For the latest group of inductees, applications opened last August and from 60 names the list was whittled down to eight who were flown from Japan to Finland to undergo a two-week training camp using Toyota’s own GR Yaris road cars as well as crosskarts and Rally4 cars. Four-time WRC title runner-up Mikko Hirvonen was the chief instructor, and was supported by fellow Finns Juho Hänninen, the 2012 European Rally Champion, and Jouni Ampuka.
The focus was on trying “to select the drivers who we felt have the most potential for the future” rather than current levels of ability, according to Hirvonen, particularly as most of the group of eight had not driven on snow or ice before.
“The three drivers we’ve chosen showed good determination to learn and make progress in their careers,” Hirvonen said.
“They also impressed us with how much they improved within the two weeks, how they absorbed the information from the instructors and how they handled different situations under pressure. We believe they can have a really bright future in rallying.”

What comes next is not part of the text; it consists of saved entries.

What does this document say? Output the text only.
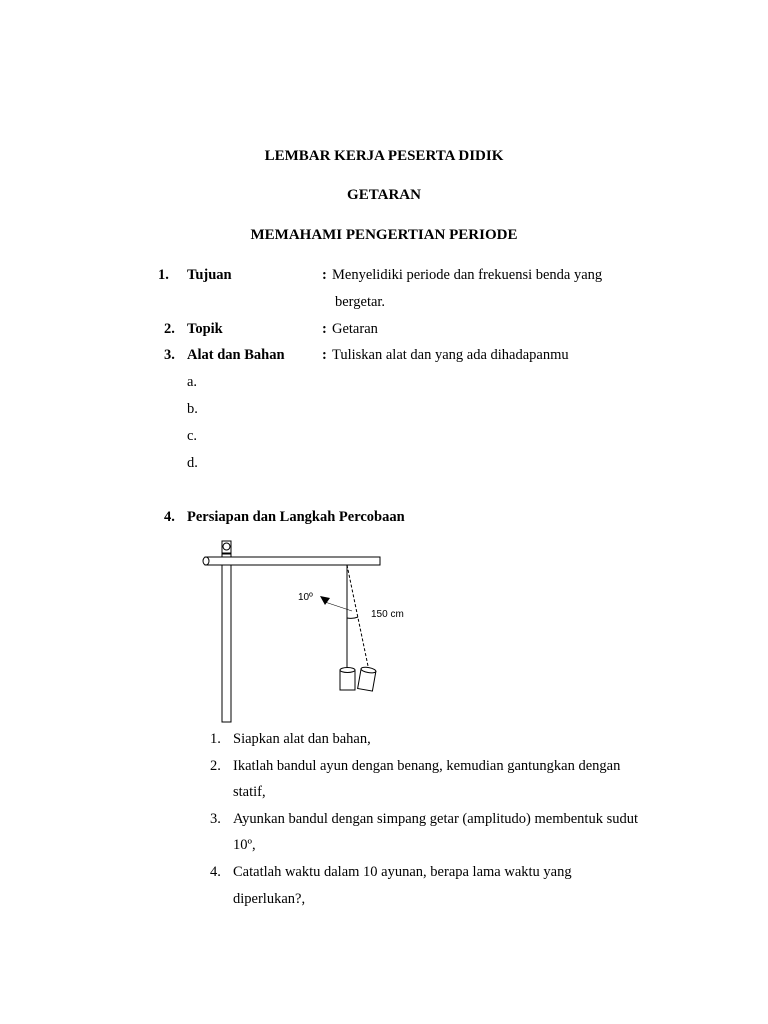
LEMBAR KERJA PESERTA DIDIK
GETARAN
MEMAHAMI PENGERTIAN PERIODE
1. Tujuan	: Menyelidiki periode dan frekuensi benda yang
bergetar.
2. Topik	: Getaran
3. Alat dan Bahan	: Tuliskan alat dan yang ada dihadapanmu
a.
b.
c.
d.
4. Persiapan dan Langkah Percobaan
10º
150 cm
1. Siapkan alat dan bahan,
2. Ikatlah bandul ayun dengan benang, kemudian gantungkan dengan
statif,
3. Ayunkan bandul dengan simpang getar (amplitudo) membentuk sudut
10º,
4. Catatlah waktu dalam 10 ayunan, berapa lama waktu yang
diperlukan?,
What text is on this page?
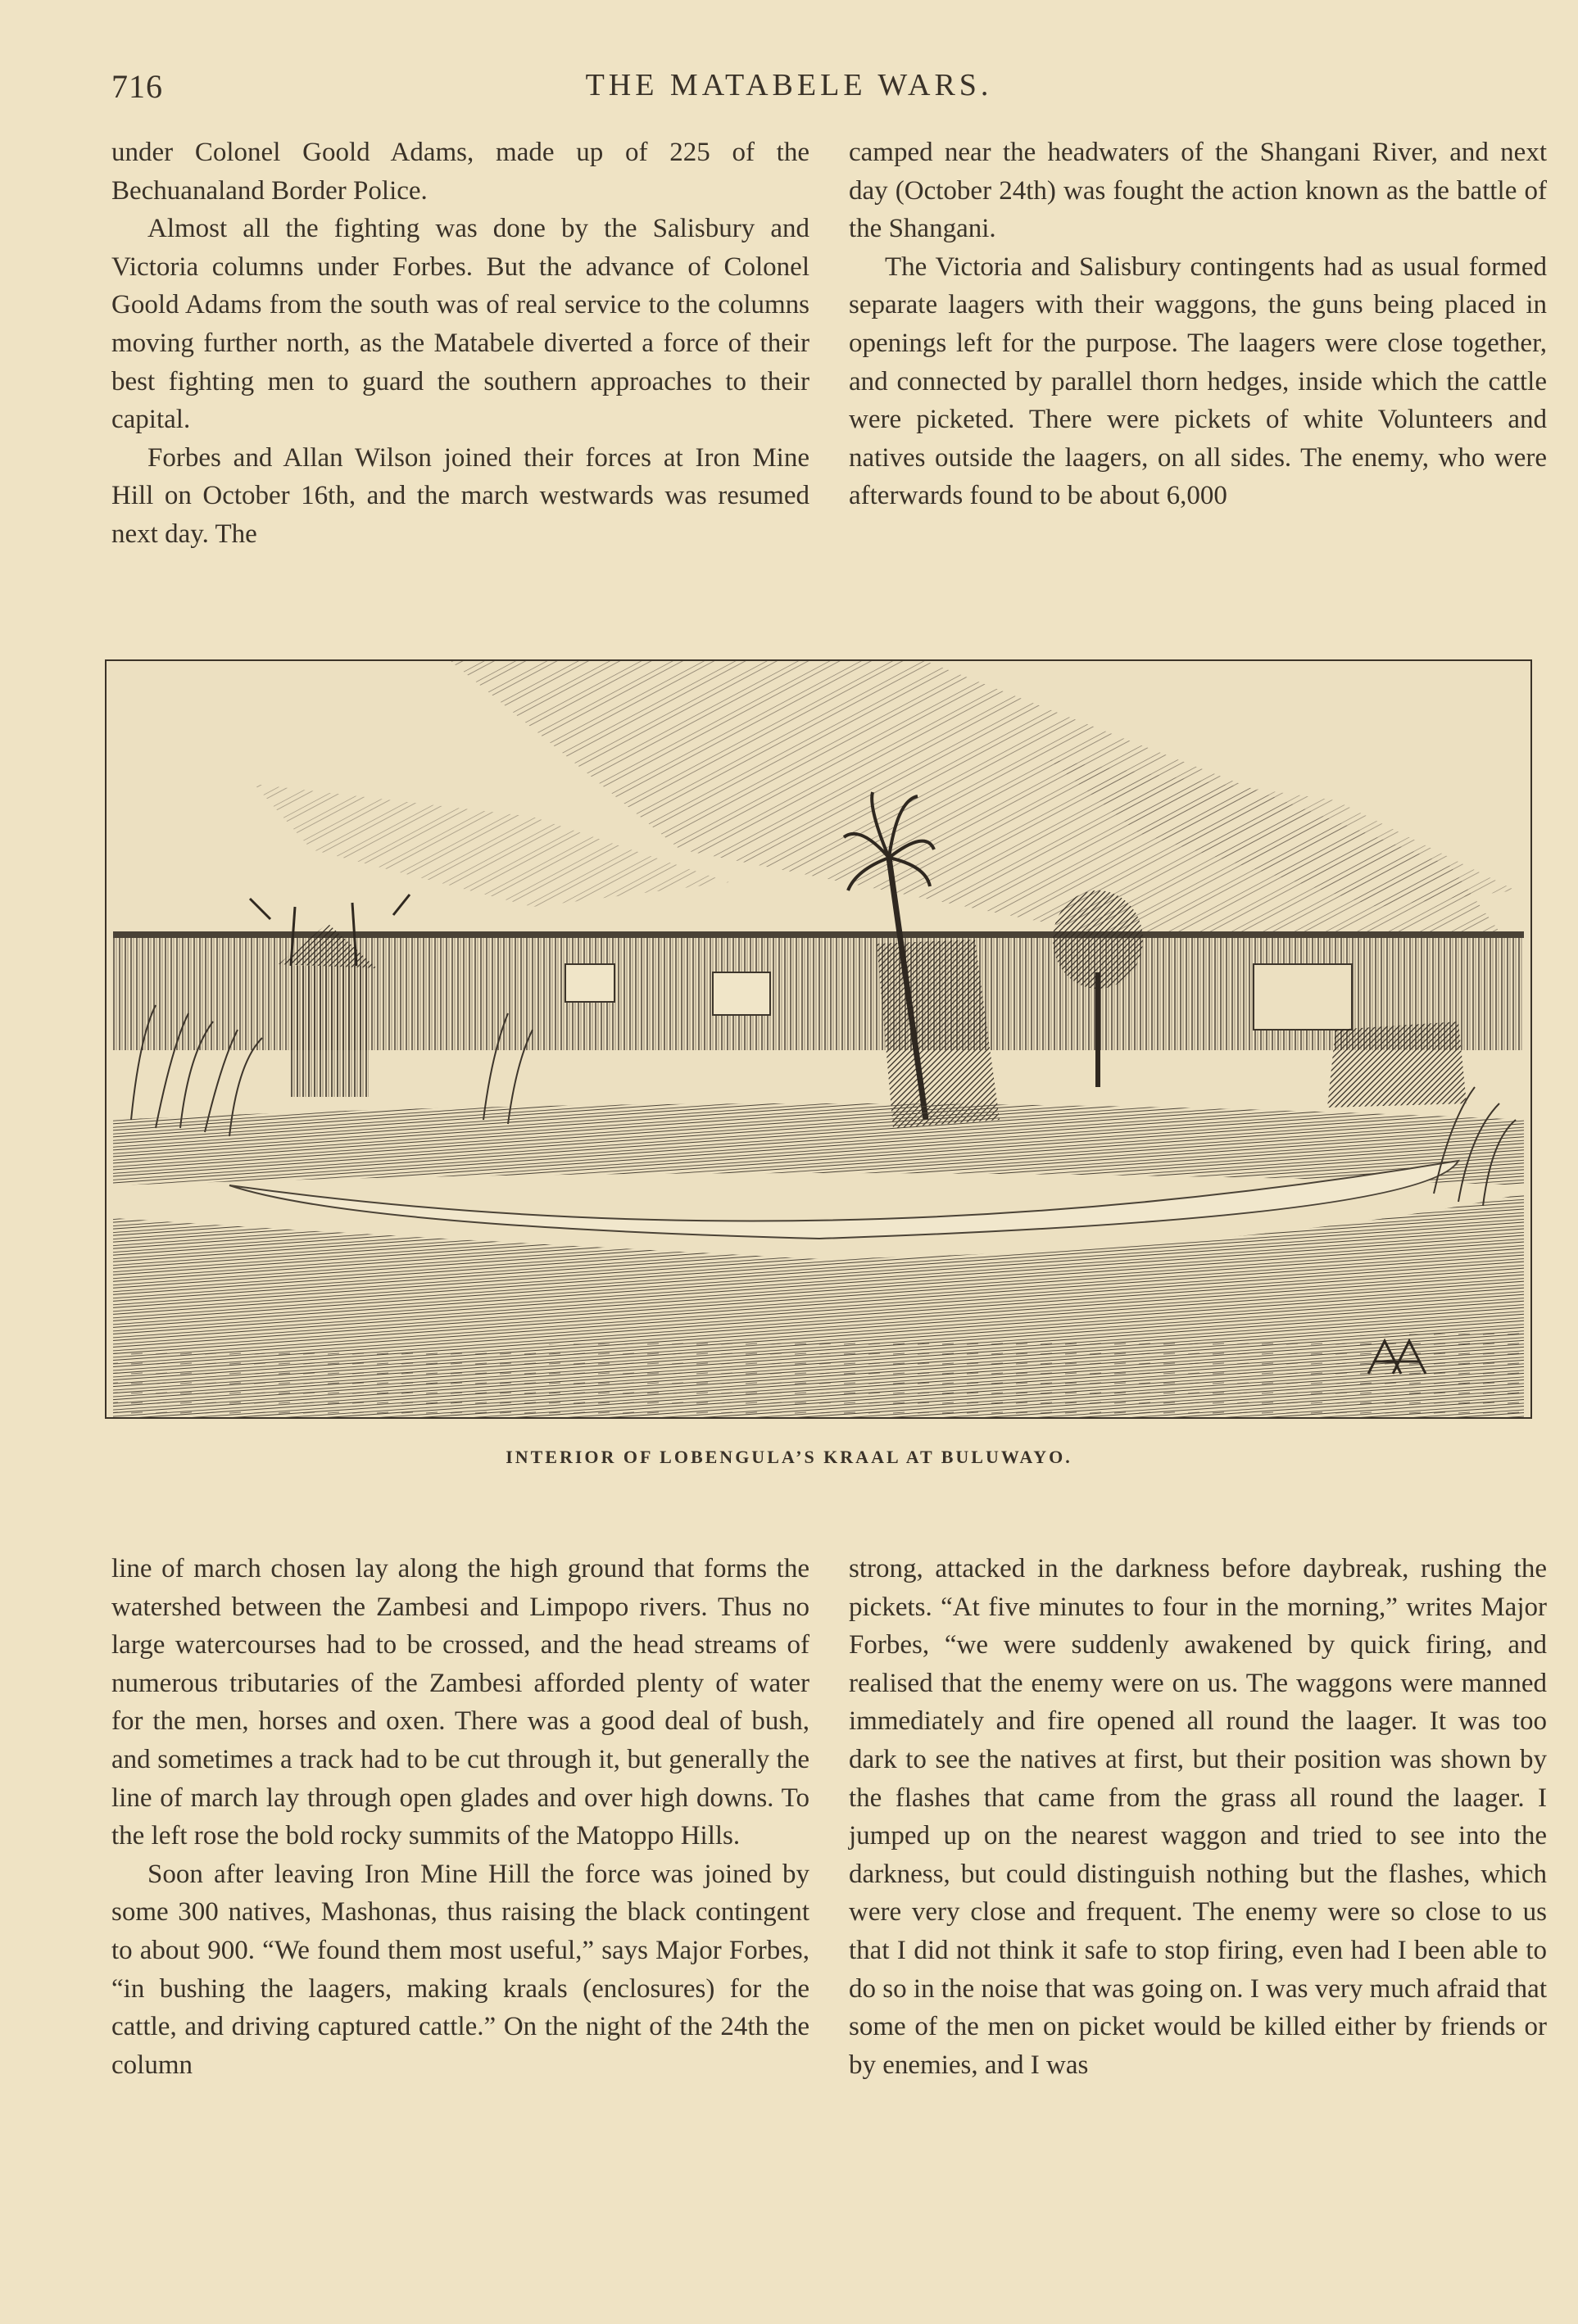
716	THE MATABELE WARS.

under Colonel Goold Adams, made up of 225 of the Bechuanaland Border Police.

Almost all the fighting was done by the Salisbury and Victoria columns under Forbes. But the advance of Colonel Goold Adams from the south was of real service to the columns moving further north, as the Matabele diverted a force of their best fighting men to guard the southern approaches to their capital.

Forbes and Allan Wilson joined their forces at Iron Mine Hill on October 16th, and the march westwards was resumed next day. The

camped near the headwaters of the Shangani River, and next day (October 24th) was fought the action known as the battle of the Shangani.

The Victoria and Salisbury contingents had as usual formed separate laagers with their waggons, the guns being placed in openings left for the purpose. The laagers were close together, and connected by parallel thorn hedges, inside which the cattle were picketed. There were pickets of white Volunteers and natives outside the laagers, on all sides. The enemy, who were afterwards found to be about 6,000

INTERIOR OF LOBENGULA’S KRAAL AT BULUWAYO.

line of march chosen lay along the high ground that forms the watershed between the Zambesi and Limpopo rivers. Thus no large watercourses had to be crossed, and the head streams of numerous tributaries of the Zambesi afforded plenty of water for the men, horses and oxen. There was a good deal of bush, and sometimes a track had to be cut through it, but generally the line of march lay through open glades and over high downs. To the left rose the bold rocky summits of the Matoppo Hills.

Soon after leaving Iron Mine Hill the force was joined by some 300 natives, Mashonas, thus raising the black contingent to about 900. “We found them most useful,” says Major Forbes, “in bushing the laagers, making kraals (enclosures) for the cattle, and driving captured cattle.” On the night of the 24th the column

strong, attacked in the darkness before daybreak, rushing the pickets. “At five minutes to four in the morning,” writes Major Forbes, “we were suddenly awakened by quick firing, and realised that the enemy were on us. The waggons were manned immediately and fire opened all round the laager. It was too dark to see the natives at first, but their position was shown by the flashes that came from the grass all round the laager. I jumped up on the nearest waggon and tried to see into the darkness, but could distinguish nothing but the flashes, which were very close and frequent. The enemy were so close to us that I did not think it safe to stop firing, even had I been able to do so in the noise that was going on. I was very much afraid that some of the men on picket would be killed either by friends or by enemies, and I was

Profiling the Katsuta successors
Hikaru Kogure
A karter from 2006 onwards and racing against future Formula 2 and IndyCar stars while in Europe, Kogure switched to rallying in 2020 in the TRD Rally Cup organised by Toyota’s Customizing & Development division. Last year he competed in the JAF East Japanese Rally Championship in the BC2 class, he came second in the points with one class win. Has already cited improving his English as “a big part of the challenge” of returning to Europe for rallying.
Nao Otake
Dirt tracks was where Otake spent his teenaged years, before joining the Nutahara Rally School junior team of multiple Japanese Rally Champion Fumio Nutahara. That led to a competitive rally debut aged 18 and he was national champion last year in the JN3 class with three wins. He said “it was quite a shock to hear my name being called” as a new program member, and says the transition from rear-wheel-drive to other forms of power delivery through the wheels will be the biggest thing for him to get his head around.
Yuki Yamamoto
The only one of the three to be born before current WRC points leader Sébastien Loeb made his world championship debut, Yamamoto started his rallying career in 2018 in the TGR Rally Challenge. He took part in and won the final two rounds of last year’s Japanese Rally Championship in the JN6 class. He will need to adapt to the snow-covered roads when he gets to Europe.